After many close shaves and near misses, Dominica eventually got the winning goal 3-2 in face of a fairly exhausted B.V.I and brought a sense of relief from the burden that we had not won at home for a fairly long time by our men's team.

Sunday's match played two hours earlier at 5.p.m, revealed a rather more organised approach by the visitors, only to be worn down to a stage where Dominica might have found the net successively if it had not been for shooting and heading inadequacies.

Flagrantly, this weakness brings back to mind a question I put to imported Trinidad coaches Ibrahim Issa and Jap Brown in the eighties who I solicited for the manner they would address the similar inability at converting goal scoring chances endemic in our national team. The two gentlemen shook their heads, suggesting there was no need to engage in drills specific to the end product of goal scoring. Maybe they thought prayers would be of greater applicability. If so, our prayers have not been on an answerable wave length or perhaps not yet forthcoming. If a player's career measures around fifteen years, we are on a third generation of this scoring impediment.
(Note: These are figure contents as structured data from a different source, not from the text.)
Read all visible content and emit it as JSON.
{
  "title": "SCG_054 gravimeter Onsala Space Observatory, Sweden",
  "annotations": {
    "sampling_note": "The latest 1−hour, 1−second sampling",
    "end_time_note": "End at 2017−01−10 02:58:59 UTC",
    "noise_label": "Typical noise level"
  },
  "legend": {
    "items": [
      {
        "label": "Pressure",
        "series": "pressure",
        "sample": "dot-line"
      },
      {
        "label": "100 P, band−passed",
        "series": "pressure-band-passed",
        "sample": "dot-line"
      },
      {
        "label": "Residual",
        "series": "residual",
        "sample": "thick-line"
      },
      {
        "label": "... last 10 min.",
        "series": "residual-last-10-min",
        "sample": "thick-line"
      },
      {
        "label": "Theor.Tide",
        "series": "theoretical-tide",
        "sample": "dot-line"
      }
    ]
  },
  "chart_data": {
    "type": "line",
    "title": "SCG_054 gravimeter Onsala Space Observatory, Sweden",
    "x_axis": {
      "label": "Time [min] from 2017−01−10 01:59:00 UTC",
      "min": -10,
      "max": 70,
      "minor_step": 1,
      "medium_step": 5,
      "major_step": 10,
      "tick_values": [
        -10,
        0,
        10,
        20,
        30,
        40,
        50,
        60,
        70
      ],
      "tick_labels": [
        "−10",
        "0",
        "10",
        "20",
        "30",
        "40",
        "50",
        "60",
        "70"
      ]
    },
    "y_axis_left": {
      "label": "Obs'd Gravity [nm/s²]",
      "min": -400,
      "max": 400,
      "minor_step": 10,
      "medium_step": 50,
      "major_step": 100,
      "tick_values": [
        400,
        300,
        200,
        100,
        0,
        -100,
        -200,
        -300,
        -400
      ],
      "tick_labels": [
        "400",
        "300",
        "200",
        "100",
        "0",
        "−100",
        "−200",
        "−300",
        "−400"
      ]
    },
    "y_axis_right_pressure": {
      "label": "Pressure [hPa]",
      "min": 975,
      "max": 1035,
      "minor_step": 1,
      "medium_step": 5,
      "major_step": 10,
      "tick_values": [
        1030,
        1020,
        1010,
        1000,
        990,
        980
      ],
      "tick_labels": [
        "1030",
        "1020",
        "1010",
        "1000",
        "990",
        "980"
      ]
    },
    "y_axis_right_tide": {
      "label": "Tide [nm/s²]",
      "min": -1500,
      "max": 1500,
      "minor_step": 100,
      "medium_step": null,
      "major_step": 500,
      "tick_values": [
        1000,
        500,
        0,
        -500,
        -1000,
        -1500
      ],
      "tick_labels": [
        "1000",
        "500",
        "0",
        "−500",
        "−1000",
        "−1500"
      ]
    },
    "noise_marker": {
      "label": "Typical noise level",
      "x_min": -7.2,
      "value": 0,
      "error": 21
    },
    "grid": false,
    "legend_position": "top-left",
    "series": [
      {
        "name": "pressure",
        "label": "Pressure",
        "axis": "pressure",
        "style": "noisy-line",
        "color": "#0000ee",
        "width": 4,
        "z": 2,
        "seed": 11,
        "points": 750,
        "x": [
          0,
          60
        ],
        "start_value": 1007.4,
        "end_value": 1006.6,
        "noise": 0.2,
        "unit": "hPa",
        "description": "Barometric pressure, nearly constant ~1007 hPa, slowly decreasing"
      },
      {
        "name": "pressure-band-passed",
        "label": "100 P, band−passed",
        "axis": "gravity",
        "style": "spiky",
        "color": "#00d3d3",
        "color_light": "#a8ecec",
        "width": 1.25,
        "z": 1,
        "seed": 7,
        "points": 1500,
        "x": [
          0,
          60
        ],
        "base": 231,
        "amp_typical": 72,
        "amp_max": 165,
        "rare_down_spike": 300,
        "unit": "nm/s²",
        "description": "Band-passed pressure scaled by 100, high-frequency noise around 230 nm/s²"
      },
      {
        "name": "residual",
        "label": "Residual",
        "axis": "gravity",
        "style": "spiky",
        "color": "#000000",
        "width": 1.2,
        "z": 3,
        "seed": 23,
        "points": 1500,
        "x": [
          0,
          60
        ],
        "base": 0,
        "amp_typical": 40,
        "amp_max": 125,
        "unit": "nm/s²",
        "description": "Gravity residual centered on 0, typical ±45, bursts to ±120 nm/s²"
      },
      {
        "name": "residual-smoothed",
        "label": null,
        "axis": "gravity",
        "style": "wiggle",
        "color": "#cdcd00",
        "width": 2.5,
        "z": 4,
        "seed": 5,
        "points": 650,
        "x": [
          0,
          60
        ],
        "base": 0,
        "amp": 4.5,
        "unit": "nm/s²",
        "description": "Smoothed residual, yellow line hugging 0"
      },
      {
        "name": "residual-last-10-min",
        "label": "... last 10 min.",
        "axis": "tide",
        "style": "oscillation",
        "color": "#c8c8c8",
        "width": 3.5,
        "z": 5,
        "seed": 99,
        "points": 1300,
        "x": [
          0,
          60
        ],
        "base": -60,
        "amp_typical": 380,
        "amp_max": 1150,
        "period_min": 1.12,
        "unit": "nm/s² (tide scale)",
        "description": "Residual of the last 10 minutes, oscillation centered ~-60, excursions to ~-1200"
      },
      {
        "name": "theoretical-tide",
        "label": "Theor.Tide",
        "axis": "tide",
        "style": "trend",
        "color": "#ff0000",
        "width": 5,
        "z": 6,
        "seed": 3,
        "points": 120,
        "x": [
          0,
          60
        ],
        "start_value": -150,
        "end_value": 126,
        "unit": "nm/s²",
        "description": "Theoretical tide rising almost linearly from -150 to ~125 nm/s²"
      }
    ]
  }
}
Please, let it be emphasized I am not in any way slamming the players for this inexorable scoring disability – for we have known about it for ages, but what have we done about it? Wherein lie the answers we ought to have embraced long since? Take it or leave it, the art of shooting is not like wine. It does not improve with age. It starts with very clear early beginnings. There are very distinct fundamental defects in basic football development contributing to poor shooting - the essence of which is not convenient to explore in this article. Suffice it to say a shooting weakness which surfaces at the level of national chapters to regional representation requires serious remedy almost bordering on surgical procedures.

Every effort should be made to encourage the growth of crowds attracted to football at Windsor Park. One way to do this would be to avoid relying on the sheer gullibility of the current paying public, most of whom are clueless as to a truly decent standard of play. All that surfaces form the stands presently is a naive hysteria erupting anytime Dominica received the ball in an advanced sector of the field. This, too, impacted forcibly on our players to resort to wholesale lengthy kicking downfield in a less than artfully constructive manner.

Your national team, not only at senior level but in junior age groups, must be tailored to standards way above that exhibited by the British Virgin Islands, but that also of the Windward and Leeward Islands, of Barbados, Trinidad, let's say of the Eastern Caribbean. Our performance rating must answer to absolute yardsticks, at least up to what we produced in the sixties and seventies. Genetically the blueprint is not lost but misplaced. We should seek to recover and reclaim it fully.

Ever since the time when lamentably we suffered 10-nil and 7-nil defeats by Mexico our World Cup explorations should have assumed solid remedial action based on therapies geared upon technical advancement commensurate with what St. Kitts and Antigua managed starting from further back comparatively in their qualitative assessments. I insist our players have the potential. But we must treat them better by first having better regard for them and consequently doing much better by them in the way we nurture them into meeting the requirements modern football demands. We cannot at all be serious if we are satisfied to measure ourselves alongside utter newcomers B.V.I. Fraternal concern for our players must be the cornerstone of our driving force to achieving for them the pinnacle of having the best way forward in elevating Dominica's football.